Autonomous Vehicles = Greater Challenge
Some argue that driverless vehicles will need to be truly autonomous, which means they operate without constant data contact with their external environment. Instead, this type of vehicle would need to sense its environment and use artificial intelligence (AI) to make critical judgments in real time.
First, the vehicle must know exactly where it is, and have very good awareness of its surroundings. The use of cameras to provide that information is being explored, though that will require incredibly fast processing to be useful in near real time.
Second, the AI needs to make judgments to successfully pilot the vehicle, which presents a daunting challenge. Humans are really good at that sort of complex information management and decision-making.

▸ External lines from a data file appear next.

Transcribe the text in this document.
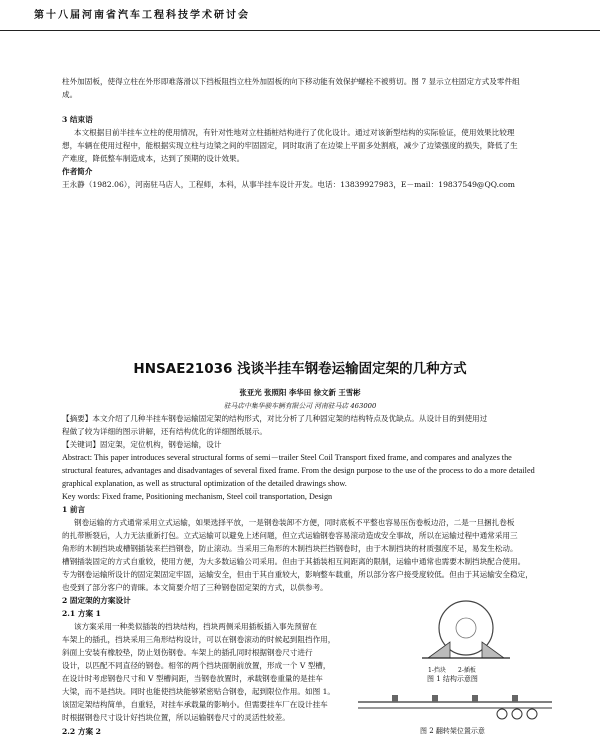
第十八届河南省汽车工程科技学术研讨会
柱外加固板，使得立柱在外形即难落滑以下挡板阻挡立柱外加固板的向下移动能有效保护螺栓不被剪切。图 7 显示立柱固定方式及零件组
成。
3 结束语
本文根据目前半挂车立柱的使用情况，有针对性地对立柱插桩结构进行了优化设计。通过对该新型结构的实际验证，使用效果比较理
想，车辆在使用过程中，能根据实现立柱与边梁之间的牢固固定，同时取消了在边梁上平面多处割痕，减少了边梁强度的损失，降低了生
产难度，降低整车制造成本，达到了预期的设计效果。
作者简介
王永静（1982.06），河南驻马店人，工程师，本科，从事半挂车设计开发。电话：13839927983，E－mail：19837549@QQ.com
HNSAE21036 浅谈半挂车钢卷运输固定架的几种方式
张亚光 张照阳 李华田 徐文新 王雪彬
驻马店中集华骏车辆有限公司 河南驻马店 463000
【摘要】本文介绍了几种半挂车钢卷运输固定架的结构形式，对比分析了几种固定架的结构特点及优缺点。从设计目的到使用过
程做了较为详细的图示讲解，还有结构优化的详细图纸展示。
【关键词】固定架，定位机构，钢卷运输，设计
Abstract: This paper introduces several structural forms of semi－trailer Steel Coil Transport fixed frame, and compares and analyzes the
structural features, advantages and disadvantages of several fixed frame. From the design purpose to the use of the process to do a more detailed
graphical explanation, as well as structural optimization of the detailed drawings show.
Key words: Fixed frame, Positioning mechanism, Steel coil transportation, Design
1 前言
钢卷运输的方式通常采用立式运输，如果选择平放，一是钢卷装卸不方便，同时底板不平整也容易压伤卷板边沿，二是一旦捆扎卷板
的扎带断裂后，人力无法重新打包。立式运输可以避免上述问题，但立式运输钢卷容易滚动造成安全事故，所以在运输过程中通常采用三
角形的木制挡块或槽钢插装来拦挡钢卷，防止滚动。当采用三角形的木制挡块拦挡钢卷时，由于木制挡块的材质强度不足，易发生松动。
槽钢插装固定的方式自重较，使用方便，为大多数运输公司采用。但由于其插装相互间距离的限制，运输中通常也需要木制挡块配合使用。
专为钢卷运输所设计的固定架固定牢固，运输安全，但由于其自重较大，影响整车载重，所以部分客户接受度较低。但由于其运输安全稳定，
也受到了部分客户的青睐。本文简要介绍了三种钢卷固定架的方式，以供参考。
2 固定架的方案设计
2.1 方案 1
该方案采用一种类似插装的挡块结构，挡块两侧采用插板插入事先预留在
车架上的插孔，挡块采用三角形结构设计，可以在钢卷滚动的时候起到阻挡作用，
斜面上安装有橡胶垫，防止划伤钢卷。车架上的插孔同时根据钢卷尺寸进行
设计，以匹配不同直径的钢卷。相邻的两个挡块面朝前放置，形成一个 V 型槽，
在设计时考虑钢卷尺寸和 V 型槽间距，当钢卷放置时，承载钢卷重量的是挂车
大梁，而不是挡块。同时也能使挡块能够紧密贴合钢卷，起到限位作用。如图 1。
该固定架结构简单，自重轻，对挂车承载量的影响小。但需要挂车厂在设计挂车
时根据钢卷尺寸设计好挡块位置，所以运输钢卷尺寸的灵活性较差。
2.2 方案 2
1-挡块 2-插板
图 1 结构示意图
图 2 翻转架位置示意
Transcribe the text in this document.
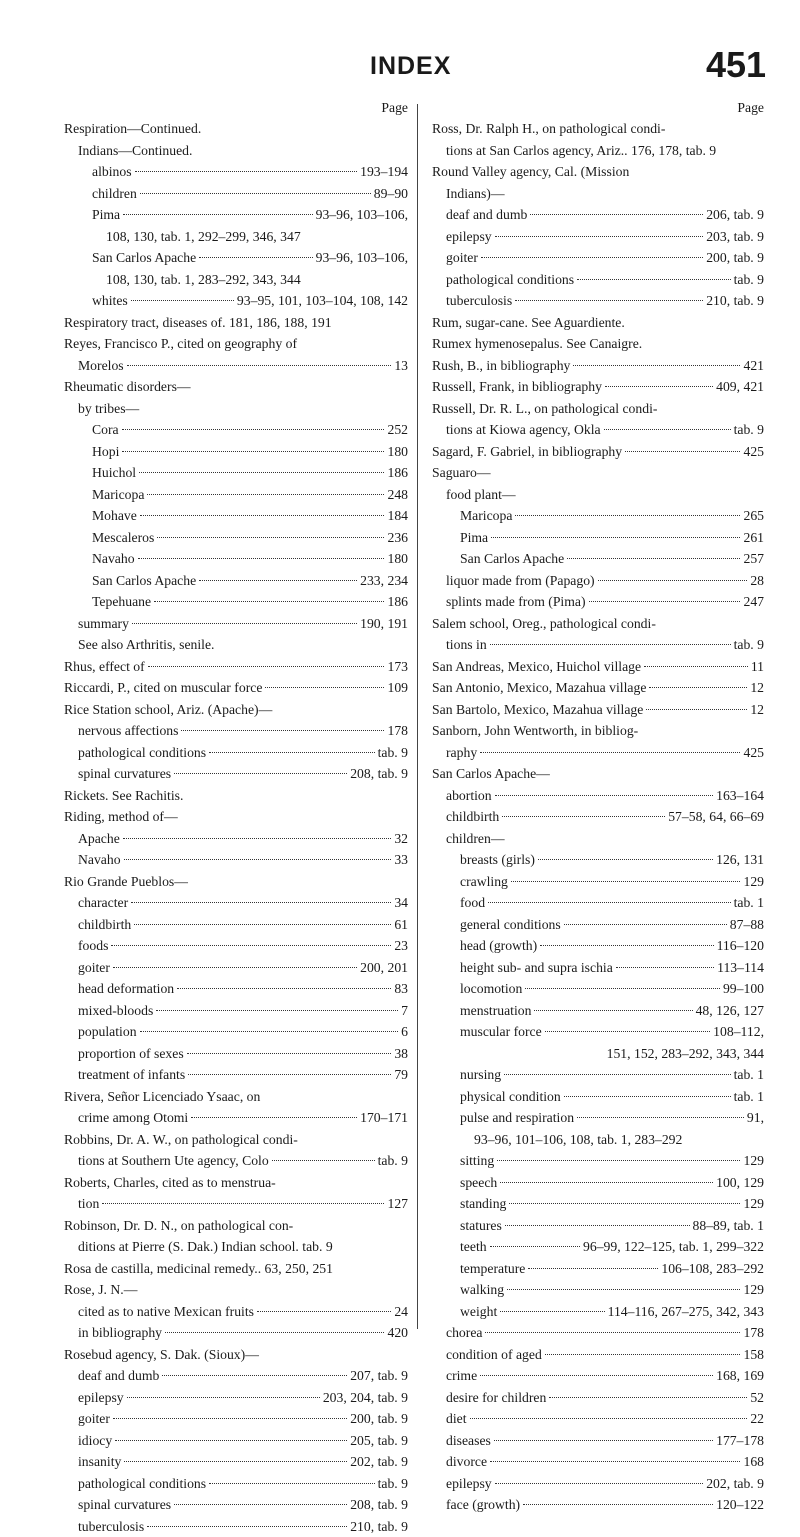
INDEX	451
Page
Respiration—Continued.
Indians—Continued.
albinos	193–194
children	89–90
Pima	93–96, 103–106,
108, 130, tab. 1, 292–299, 346, 347
San Carlos Apache	93–96, 103–106,
108, 130, tab. 1, 283–292, 343, 344
whites	93–95, 101, 103–104, 108, 142
Respiratory tract, diseases of. 181, 186, 188, 191
Reyes, Francisco P., cited on geography of
Morelos	13
Rheumatic disorders—
by tribes—
Cora	252
Hopi	180
Huichol	186
Maricopa	248
Mohave	184
Mescaleros	236
Navaho	180
San Carlos Apache	233, 234
Tepehuane	186
summary	190, 191
See also Arthritis, senile.
Rhus, effect of	173
Riccardi, P., cited on muscular force	109
Rice Station school, Ariz. (Apache)—
nervous affections	178
pathological conditions	tab. 9
spinal curvatures	208, tab. 9
Rickets. See Rachitis.
Riding, method of—
Apache	32
Navaho	33
Rio Grande Pueblos—
character	34
childbirth	61
foods	23
goiter	200, 201
head deformation	83
mixed-bloods	7
population	6
proportion of sexes	38
treatment of infants	79
Rivera, Señor Licenciado Ysaac, on
crime among Otomi	170–171
Robbins, Dr. A. W., on pathological condi-
tions at Southern Ute agency, Colo	tab. 9
Roberts, Charles, cited as to menstrua-
tion	127
Robinson, Dr. D. N., on pathological con-
ditions at Pierre (S. Dak.) Indian school. tab. 9
Rosa de castilla, medicinal remedy.. 63, 250, 251
Rose, J. N.—
cited as to native Mexican fruits	24
in bibliography	420
Rosebud agency, S. Dak. (Sioux)—
deaf and dumb	207, tab. 9
epilepsy	203, 204, tab. 9
goiter	200, tab. 9
idiocy	205, tab. 9
insanity	202, tab. 9
pathological conditions	tab. 9
spinal curvatures	208, tab. 9
tuberculosis	210, tab. 9
Page
Ross, Dr. Ralph H., on pathological condi-
tions at San Carlos agency, Ariz.. 176, 178, tab. 9
Round Valley agency, Cal. (Mission
Indians)—
deaf and dumb	206, tab. 9
epilepsy	203, tab. 9
goiter	200, tab. 9
pathological conditions	tab. 9
tuberculosis	210, tab. 9
Rum, sugar-cane. See Aguardiente.
Rumex hymenosepalus. See Canaigre.
Rush, B., in bibliography	421
Russell, Frank, in bibliography	409, 421
Russell, Dr. R. L., on pathological condi-
tions at Kiowa agency, Okla	tab. 9
Sagard, F. Gabriel, in bibliography	425
Saguaro—
food plant—
Maricopa	265
Pima	261
San Carlos Apache	257
liquor made from (Papago)	28
splints made from (Pima)	247
Salem school, Oreg., pathological condi-
tions in	tab. 9
San Andreas, Mexico, Huichol village	11
San Antonio, Mexico, Mazahua village	12
San Bartolo, Mexico, Mazahua village	12
Sanborn, John Wentworth, in bibliog-
raphy	425
San Carlos Apache—
abortion	163–164
childbirth	57–58, 64, 66–69
children—
breasts (girls)	126, 131
crawling	129
food	tab. 1
general conditions	87–88
head (growth)	116–120
height sub- and supra ischia	113–114
locomotion	99–100
menstruation	48, 126, 127
muscular force	108–112,
151, 152, 283–292, 343, 344
nursing	tab. 1
physical condition	tab. 1
pulse and respiration	91,
93–96, 101–106, 108, tab. 1, 283–292
sitting	129
speech	100, 129
standing	129
statures	88–89, tab. 1
teeth	96–99, 122–125, tab. 1, 299–322
temperature	106–108, 283–292
walking	129
weight	114–116, 267–275, 342, 343
chorea	178
condition of aged	158
crime	168, 169
desire for children	52
diet	22
diseases	177–178
divorce	168
epilepsy	202, tab. 9
face (growth)	120–122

However, we’re still a long way from getting AI to compete with us when lives are at stake.
Mapping the Way
Another option being explored would have the vehicle work within a known environment with an accurate map of its surroundings, which poses its own challenges. (See the article, “Building a Road Map for the Self-driving Car,” from The New York Times’ 3 March 2017 edition.)
Such a vehicle would know the location of the road, possible dangers, traffic delays, and be on the lookout for anything that might cause a problem. As it detected something new, out of place, or unexpected, it would have to react and adapt in near real time and likely communicate with the cloud, which would provide other autonomous vehicles with updates to their internal maps. Since every autonomous vehicle would be engaged in this fashion, that’s a lot of data being transmitted between the vehicles and the cloud, again, potentially challenging a network’s capacity.
Such environmental data might be transmitted between nearby vehicles on a point-to-point basis and would include the driving intention of each vehicle. If one car slows to avoid a sudden obstacle, there’s clear value in transmitting that information to other nearby vehicles, perhaps in milliseconds. In an urban environment with congested traffic that’s not moving rapidly, extremely low latency of wireless signal may not be needed, but extremely high reliability would be required.
Finally, consider the implications for insurance. Today you have a driver, vehicle, and set of rules to govern responsibility. The driver or (in the case of mechanical trouble) the car, is responsible in a collision. Both can be insured. In the chain of events described in the foregoing examples, where does fault lie in a collision? Wireless network operators are unlikely to broaden their exposure if it’s proven the network had a glitch just prior to impact.
Connected Is Safer, But…
It’s clear (at least to me) that connected vehicles can succeed and enhance safety. Driverless vehicles will have limited applications until (or unless) we reach a very high level of confidence that the daunting technical challenges that lie ahead have been resolved to the degree that we’d bet our lives on it.